A lawsuit filed against CBS’ “Inside Edition” claims that the TV news show’s harassment of “exotic dancers” during a golf outing at a New Jersey golf course last year caused a heart attack that left a man comatose, the Cherry Hill Courier-Post reported.
“This is a case about an overzealous and out-of-control media defendant,” says the suit, which claims “Inside Edition” schemed to produce “a salacious story” about a company that sponsored the golf outing last year, according to the Courier-Post report.
The June 4, 2018 event at Beckett Golf Club in Woolwich, N.J., included women stationed along the course “as greeters, scorekeepers, hole caddies and to provide beverages,” the suit notes.
It contends at least three “agents or employees” of the CBS show registered as “benign golf participants,” then repeatedly asked the women about drugs and sex, with “handheld cameras presumably rolling,” the Courier-Post reported.
The suit claims the golfers affiliated with “Inside Edition” questioned the women about “how many sex acts they had already performed on the golf course, and what types of illegal drugs had they used and sold while out on the golf course.”
An event organizer, Theodore Pagano Jr., then asked the golfers and an unidentified “newscaster” to leave the event, according to the suit, as reported by the Courier-Post.
But that did not stop a “verbal onslaught of allegations towards [Pagano] and others about non-existent illegal drugs and non-existent prostitution,” according to the suit.
Pagano became “extremely visibly shaken, red and upset,” the lawsuit claims, and then suffered “catastrophic cardiac arrest.”
Pagano now “remains comatose as a result of this hypoxic event,” according to the suit, the Courier-Post reported.

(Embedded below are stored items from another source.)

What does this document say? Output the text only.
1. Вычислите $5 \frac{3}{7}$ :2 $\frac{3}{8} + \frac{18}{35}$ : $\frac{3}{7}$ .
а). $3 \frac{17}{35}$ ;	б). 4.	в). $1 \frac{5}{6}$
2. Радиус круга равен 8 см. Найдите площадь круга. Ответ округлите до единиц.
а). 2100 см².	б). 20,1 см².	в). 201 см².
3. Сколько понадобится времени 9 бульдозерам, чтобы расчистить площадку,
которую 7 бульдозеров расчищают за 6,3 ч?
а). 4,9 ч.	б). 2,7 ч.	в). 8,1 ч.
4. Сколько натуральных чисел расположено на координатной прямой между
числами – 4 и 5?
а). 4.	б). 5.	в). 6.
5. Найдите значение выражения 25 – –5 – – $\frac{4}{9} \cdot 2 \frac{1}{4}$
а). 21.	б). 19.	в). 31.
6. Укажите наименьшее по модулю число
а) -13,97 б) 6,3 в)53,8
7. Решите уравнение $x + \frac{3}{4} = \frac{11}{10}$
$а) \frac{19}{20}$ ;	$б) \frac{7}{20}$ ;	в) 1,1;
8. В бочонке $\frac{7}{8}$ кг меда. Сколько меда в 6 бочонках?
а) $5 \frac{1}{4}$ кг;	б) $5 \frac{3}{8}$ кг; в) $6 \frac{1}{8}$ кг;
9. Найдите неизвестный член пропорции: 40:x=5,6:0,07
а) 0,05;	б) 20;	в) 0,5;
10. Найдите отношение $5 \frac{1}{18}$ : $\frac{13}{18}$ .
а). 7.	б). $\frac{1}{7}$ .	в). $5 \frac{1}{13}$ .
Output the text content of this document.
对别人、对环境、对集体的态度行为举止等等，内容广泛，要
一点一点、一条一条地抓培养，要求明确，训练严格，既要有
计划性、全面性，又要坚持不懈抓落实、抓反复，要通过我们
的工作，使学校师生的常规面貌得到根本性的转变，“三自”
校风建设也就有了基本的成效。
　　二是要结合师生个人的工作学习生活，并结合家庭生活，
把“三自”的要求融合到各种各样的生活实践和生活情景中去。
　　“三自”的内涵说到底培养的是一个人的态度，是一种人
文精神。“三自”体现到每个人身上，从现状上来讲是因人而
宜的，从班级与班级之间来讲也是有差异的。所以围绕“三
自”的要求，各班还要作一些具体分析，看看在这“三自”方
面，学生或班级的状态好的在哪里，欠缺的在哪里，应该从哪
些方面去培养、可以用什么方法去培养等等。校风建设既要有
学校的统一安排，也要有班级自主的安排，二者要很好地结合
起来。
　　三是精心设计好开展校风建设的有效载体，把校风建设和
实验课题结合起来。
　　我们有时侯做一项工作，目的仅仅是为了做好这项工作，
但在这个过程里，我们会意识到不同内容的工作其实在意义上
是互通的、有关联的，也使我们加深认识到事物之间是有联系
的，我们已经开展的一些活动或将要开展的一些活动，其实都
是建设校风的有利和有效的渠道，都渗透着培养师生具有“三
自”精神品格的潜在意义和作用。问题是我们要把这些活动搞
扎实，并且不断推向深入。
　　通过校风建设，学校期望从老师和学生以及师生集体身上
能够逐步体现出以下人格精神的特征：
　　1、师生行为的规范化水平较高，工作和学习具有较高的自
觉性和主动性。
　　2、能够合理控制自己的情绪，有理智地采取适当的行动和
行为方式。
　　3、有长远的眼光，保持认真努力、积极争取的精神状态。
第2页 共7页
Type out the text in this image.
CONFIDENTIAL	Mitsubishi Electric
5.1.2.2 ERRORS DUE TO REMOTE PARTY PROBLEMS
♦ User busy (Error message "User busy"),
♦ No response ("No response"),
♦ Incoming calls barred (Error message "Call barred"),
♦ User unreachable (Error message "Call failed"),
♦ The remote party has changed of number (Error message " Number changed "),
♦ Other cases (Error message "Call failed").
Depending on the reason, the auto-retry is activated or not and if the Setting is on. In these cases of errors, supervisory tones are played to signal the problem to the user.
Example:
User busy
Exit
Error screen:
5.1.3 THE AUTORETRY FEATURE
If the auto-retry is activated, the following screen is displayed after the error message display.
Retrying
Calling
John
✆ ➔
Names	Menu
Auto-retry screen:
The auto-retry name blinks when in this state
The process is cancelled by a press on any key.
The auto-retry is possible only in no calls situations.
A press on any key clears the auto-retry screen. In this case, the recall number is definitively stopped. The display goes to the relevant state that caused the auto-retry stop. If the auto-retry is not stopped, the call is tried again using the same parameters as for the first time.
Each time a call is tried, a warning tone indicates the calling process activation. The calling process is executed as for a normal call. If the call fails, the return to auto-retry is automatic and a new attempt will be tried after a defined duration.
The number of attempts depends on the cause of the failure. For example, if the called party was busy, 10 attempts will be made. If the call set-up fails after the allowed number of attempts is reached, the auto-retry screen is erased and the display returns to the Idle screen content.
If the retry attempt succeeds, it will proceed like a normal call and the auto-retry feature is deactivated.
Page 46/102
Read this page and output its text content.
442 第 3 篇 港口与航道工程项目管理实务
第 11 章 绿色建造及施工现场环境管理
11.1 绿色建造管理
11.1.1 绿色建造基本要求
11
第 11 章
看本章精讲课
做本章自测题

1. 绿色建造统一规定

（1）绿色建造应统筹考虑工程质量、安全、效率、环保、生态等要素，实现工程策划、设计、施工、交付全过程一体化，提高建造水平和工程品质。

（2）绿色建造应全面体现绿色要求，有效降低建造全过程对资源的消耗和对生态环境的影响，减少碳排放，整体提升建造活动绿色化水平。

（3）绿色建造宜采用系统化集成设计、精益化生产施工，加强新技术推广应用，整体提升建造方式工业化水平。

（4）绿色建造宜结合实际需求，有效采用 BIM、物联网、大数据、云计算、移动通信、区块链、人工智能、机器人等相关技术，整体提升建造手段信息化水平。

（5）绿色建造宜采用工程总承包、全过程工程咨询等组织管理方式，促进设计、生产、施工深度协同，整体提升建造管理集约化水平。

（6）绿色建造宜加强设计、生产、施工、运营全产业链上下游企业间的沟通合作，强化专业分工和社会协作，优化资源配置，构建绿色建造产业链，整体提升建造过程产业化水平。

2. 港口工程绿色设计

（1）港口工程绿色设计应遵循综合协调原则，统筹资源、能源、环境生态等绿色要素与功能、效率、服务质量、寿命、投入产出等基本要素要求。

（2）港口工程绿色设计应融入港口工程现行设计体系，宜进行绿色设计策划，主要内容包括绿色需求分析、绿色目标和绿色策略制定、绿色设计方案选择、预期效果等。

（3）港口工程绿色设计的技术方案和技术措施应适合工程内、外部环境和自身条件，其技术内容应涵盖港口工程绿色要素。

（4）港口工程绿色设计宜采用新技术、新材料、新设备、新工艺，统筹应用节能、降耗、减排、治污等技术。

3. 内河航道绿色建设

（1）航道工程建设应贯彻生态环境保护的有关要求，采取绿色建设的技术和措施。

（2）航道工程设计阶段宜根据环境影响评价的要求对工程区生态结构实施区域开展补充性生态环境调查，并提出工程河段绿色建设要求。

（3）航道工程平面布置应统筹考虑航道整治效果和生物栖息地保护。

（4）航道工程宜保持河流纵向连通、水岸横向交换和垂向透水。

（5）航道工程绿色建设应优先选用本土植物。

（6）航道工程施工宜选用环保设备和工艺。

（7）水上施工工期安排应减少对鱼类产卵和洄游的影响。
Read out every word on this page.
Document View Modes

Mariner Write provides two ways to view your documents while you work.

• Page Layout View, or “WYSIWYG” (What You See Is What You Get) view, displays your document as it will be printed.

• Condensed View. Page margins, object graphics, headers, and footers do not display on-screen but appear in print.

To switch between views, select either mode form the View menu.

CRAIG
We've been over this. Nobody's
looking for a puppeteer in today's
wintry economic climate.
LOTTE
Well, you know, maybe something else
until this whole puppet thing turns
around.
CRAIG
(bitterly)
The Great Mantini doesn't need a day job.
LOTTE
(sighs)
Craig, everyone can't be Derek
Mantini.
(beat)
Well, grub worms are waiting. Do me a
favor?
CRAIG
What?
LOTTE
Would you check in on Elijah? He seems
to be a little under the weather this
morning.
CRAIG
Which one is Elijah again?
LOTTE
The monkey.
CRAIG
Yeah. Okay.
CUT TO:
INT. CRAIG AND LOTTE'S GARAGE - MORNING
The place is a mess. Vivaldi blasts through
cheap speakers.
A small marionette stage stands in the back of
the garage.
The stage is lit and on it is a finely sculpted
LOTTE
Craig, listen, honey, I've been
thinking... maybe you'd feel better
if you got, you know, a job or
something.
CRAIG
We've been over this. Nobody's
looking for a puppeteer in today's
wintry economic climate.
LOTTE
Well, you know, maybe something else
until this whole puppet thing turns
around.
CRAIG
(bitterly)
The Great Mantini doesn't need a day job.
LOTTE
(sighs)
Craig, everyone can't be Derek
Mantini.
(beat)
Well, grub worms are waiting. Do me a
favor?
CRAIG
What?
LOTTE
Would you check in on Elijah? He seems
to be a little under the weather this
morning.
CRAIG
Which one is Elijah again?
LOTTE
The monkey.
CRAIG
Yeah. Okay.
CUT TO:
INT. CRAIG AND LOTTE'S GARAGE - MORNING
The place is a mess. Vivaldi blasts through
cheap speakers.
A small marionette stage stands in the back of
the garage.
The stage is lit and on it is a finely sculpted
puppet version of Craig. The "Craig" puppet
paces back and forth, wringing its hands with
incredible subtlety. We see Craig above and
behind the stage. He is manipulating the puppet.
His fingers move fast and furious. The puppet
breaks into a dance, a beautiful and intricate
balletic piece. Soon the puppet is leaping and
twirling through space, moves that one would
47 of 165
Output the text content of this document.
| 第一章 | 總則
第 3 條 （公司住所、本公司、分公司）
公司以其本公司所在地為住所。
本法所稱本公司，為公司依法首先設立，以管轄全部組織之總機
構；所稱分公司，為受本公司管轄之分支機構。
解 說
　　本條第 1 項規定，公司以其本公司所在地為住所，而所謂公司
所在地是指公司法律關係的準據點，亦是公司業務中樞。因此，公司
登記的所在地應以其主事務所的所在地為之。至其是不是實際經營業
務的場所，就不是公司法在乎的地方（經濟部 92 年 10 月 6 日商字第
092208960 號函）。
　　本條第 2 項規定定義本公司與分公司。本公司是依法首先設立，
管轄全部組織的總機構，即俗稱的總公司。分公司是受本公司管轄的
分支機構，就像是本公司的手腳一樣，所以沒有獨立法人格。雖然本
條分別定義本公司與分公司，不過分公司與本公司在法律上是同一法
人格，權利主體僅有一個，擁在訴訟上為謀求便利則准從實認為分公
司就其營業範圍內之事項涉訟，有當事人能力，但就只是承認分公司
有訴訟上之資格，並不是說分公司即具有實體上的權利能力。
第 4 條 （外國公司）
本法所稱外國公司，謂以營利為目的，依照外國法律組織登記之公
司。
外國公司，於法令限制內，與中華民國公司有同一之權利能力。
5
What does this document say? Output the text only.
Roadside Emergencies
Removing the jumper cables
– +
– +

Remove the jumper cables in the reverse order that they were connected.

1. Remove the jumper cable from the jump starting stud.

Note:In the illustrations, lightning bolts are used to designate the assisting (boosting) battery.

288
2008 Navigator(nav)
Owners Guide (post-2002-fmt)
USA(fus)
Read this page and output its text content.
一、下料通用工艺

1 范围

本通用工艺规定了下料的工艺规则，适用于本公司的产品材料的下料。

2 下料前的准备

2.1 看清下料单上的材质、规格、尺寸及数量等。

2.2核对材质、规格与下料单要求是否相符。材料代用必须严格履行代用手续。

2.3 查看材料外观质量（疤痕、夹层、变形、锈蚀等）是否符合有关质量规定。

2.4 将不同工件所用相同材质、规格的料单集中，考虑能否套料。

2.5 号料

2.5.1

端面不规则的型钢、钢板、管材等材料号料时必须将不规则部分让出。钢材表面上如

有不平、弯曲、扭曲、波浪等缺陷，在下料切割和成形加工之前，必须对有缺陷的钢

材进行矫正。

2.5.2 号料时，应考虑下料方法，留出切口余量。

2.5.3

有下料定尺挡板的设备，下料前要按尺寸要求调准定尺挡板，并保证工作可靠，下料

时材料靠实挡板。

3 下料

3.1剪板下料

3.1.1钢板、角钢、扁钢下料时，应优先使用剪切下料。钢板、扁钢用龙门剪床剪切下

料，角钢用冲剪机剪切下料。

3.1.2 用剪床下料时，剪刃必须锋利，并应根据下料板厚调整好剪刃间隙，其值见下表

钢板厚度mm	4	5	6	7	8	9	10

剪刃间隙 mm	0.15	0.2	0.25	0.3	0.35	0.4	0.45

The suit does not identify the sponsor of the June 4 event and Pagano’s attorney could not be reached for comment, the Courier-Post reported.
But the website for Club Risque, a Philadelphia strip club, notes the business held its annual golf outing at Beckett on that day, the Courier-Post reported.
“June 4th is going to be a Monday to remember for golf fans and Club Risqué regulars!” said the website, noting that “the Risque Girls” and club bartenders would be at Beckett “for a sexy round of Risque Golf!”
“Our lovely lewd ladies will be on the putting green with you, offering you encouragement, and maybe some sexy hijinks on the side!” the website said.
Pagano has been identified as a Club Risque employee in unrelated lawsuits brought by dancers over wage disputes, the Courier-Post reported.
A representative of “Inside Edition” told the Courier-Post the show “disputes the allegations and will vigorously contest the lawsuit in court.”
The suit—brought on Pagano’s behalf by his father, Theodore Pagano Sr.—asserts the golfers’ questions were intended “to generate a ‘story,’ not to honestly cover any spontaneously newsworthy event,” the Courier-Post reported.
The suit does not say if “Inside Edition” aired a report about the golf outing, according to the Courier-Post report.
It seeks unspecified damages from the TV news show—described as being known “regrettably, for sensationalist ‘journalists’ —for alleged intentional and negligent infliction of emotional distress, the Courier-Post reported.
The suit, which names no individual defendants, also accuses Beckett Golf Club of negligence, the Courier-Post reported. It acknowledges that two Beckett employees asked the golfers to leave, but contends the club should have called its own security personnel or police when they remained.
A club representative did not respond to requests for comment on the suit, which was filed January 30 in federal court.